TALE OF A FAIRY : Porir porichay : Rabindranath Tagore

Translated by Dr. Dhruba Kumar Dutt

The prince was twenty years of age and marriage proposals began arriving from places within the country and abroad.

The match-maker said, “Balhikraja’s daughter is no doubt beautiful, as though a shower of white roses as she moves.”

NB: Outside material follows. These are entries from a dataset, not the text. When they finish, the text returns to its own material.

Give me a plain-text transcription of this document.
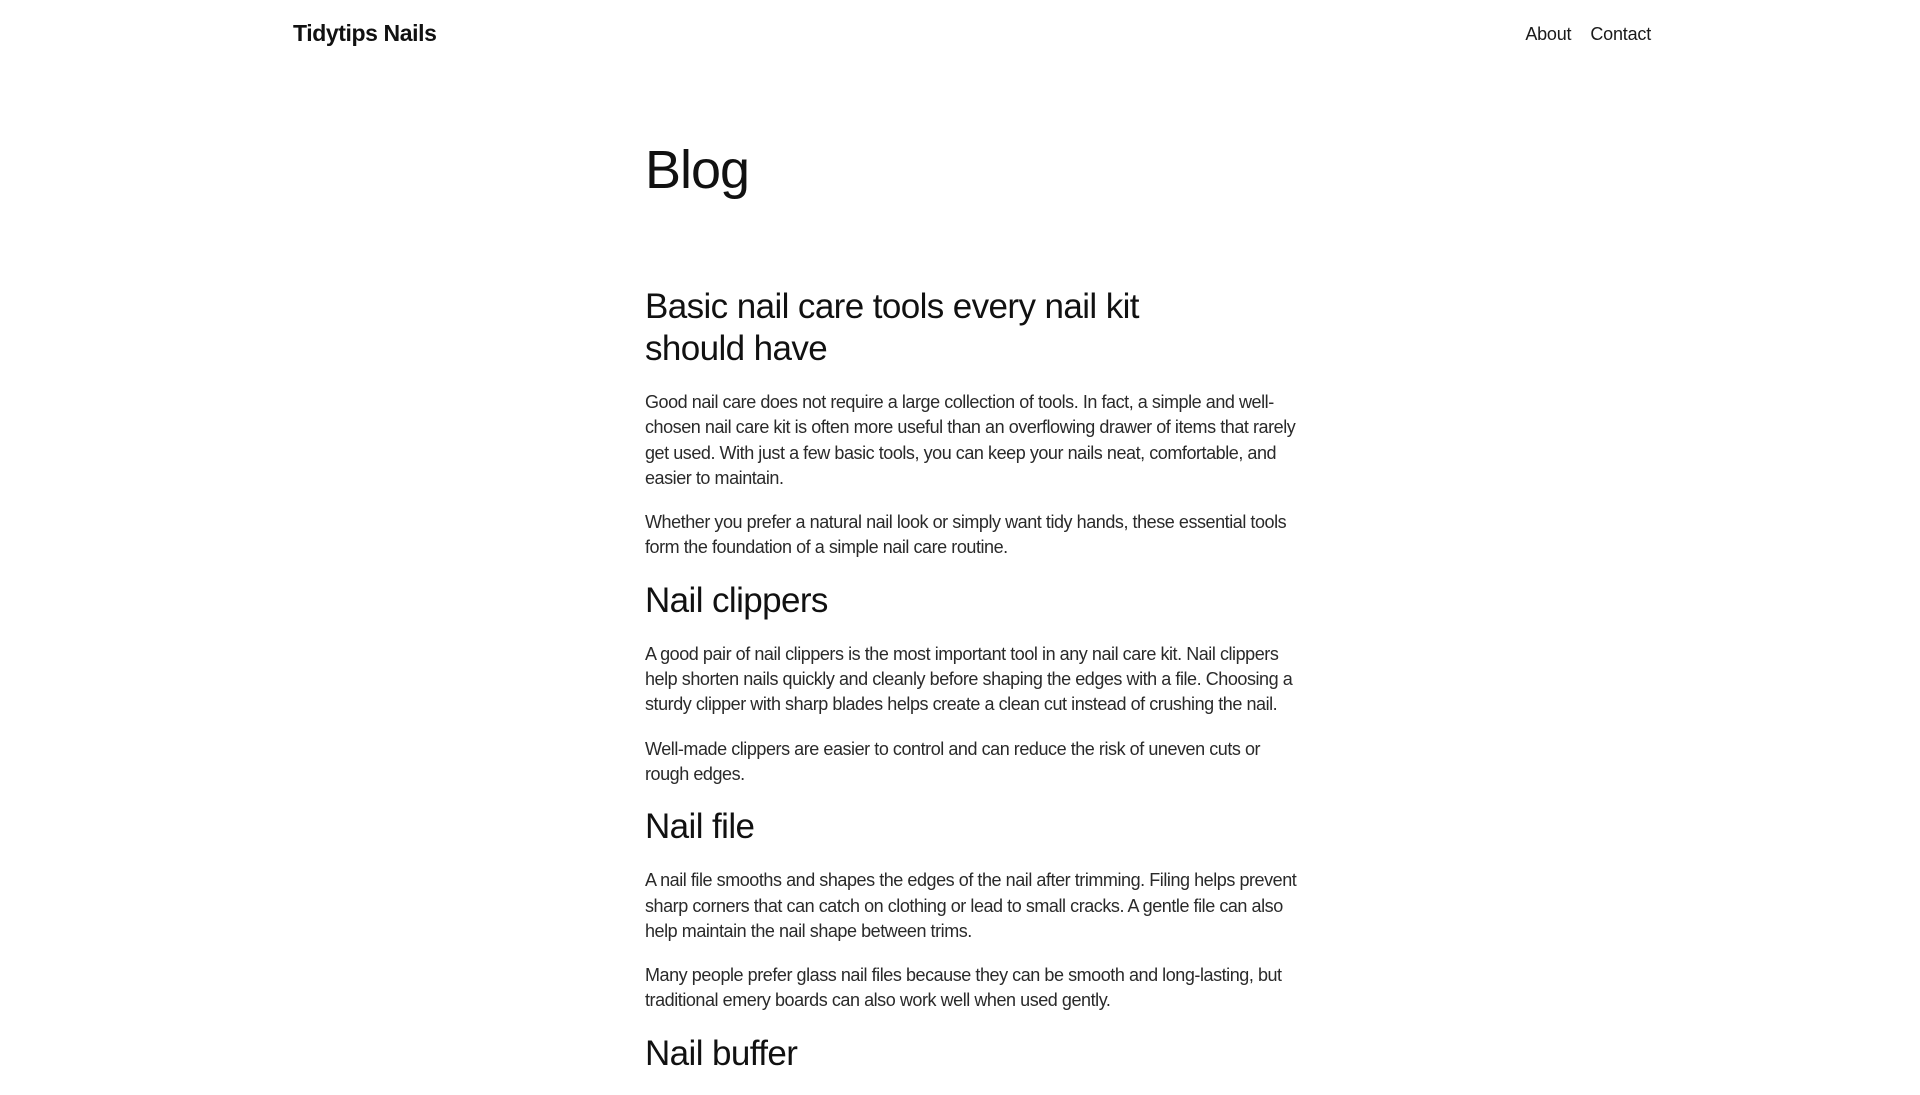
Tidytips Nails	About Contact
Blog
Basic nail care tools every nail kit should have

Good nail care does not require a large collection of tools. In fact, a simple and well-chosen nail care kit is often more useful than an overflowing drawer of items that rarely get used. With just a few basic tools, you can keep your nails neat, comfortable, and easier to maintain.

Whether you prefer a natural nail look or simply want tidy hands, these essential tools form the foundation of a simple nail care routine.

Nail clippers

A good pair of nail clippers is the most important tool in any nail care kit. Nail clippers help shorten nails quickly and cleanly before shaping the edges with a file. Choosing a sturdy clipper with sharp blades helps create a clean cut instead of crushing the nail.

Well-made clippers are easier to control and can reduce the risk of uneven cuts or rough edges.

Nail file

A nail file smooths and shapes the edges of the nail after trimming. Filing helps prevent sharp corners that can catch on clothing or lead to small cracks. A gentle file can also help maintain the nail shape between trims.

Many people prefer glass nail files because they can be smooth and long-lasting, but traditional emery boards can also work well when used gently.

Nail buffer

The prince turned away his face, and did not reply.

A messenger arrived to say, “Charm exudes from every pore of the body of the daughter of Gandharaj; she looks like a bouquet of grapes hanging on the grapevine.”

The prince on the pretext of hunting went away to the forest. Days passed, weeks passed, but he did not return.

The messenger arrived and said, “I have just seen the princess of Camboze; her eyes are curved like the horizon at dawn, dazzling in the soothing light of the dew.”

The Prince began reading the verses from Bhotrihari, and did not raise his eyes from the book.

The king said, “What is the meaning of this? Immediately summon the minister’s son.”

The minister’s son arrived. The king said, “You are my son’s friend, tell me honestly, why isn’t he interested in marriage?”

The minister’s son replied, “My lord, ever since your son heard the tales of the land of the fairy he desires to marry only a fairy.”




The king issued an order for information on the fairyland but, to no avail. Reputed Pundits were summoned; they went through all the books that were available. They shook their heads and said, not a hint was there of the fairyland in any pages of the books.

Then the summons went to the merchants to be present in the royal court. They said, “We have crossed the seas and roamed on several islands—Eladwvep, Morichdwvep, in the country of Labangalata*. We have been to Malay dweep** to fetch sandalwood; to the Debdaru*** forests on the Kailash (ranges) in search of mrignabhi,**** but nowhere had we received any information about the whereabouts of the fairyland.”

The king said, “Summon the minister’s son.”

The minister’s son arrived. The king asked him, “From whom did the prince hear the tales about the fairyland?”

The minister’s son said, “O, it is that mad Nabin, who roams in the forests with a flute in his hand, while out hunting. The prince heard the tales of the fairyland from him.”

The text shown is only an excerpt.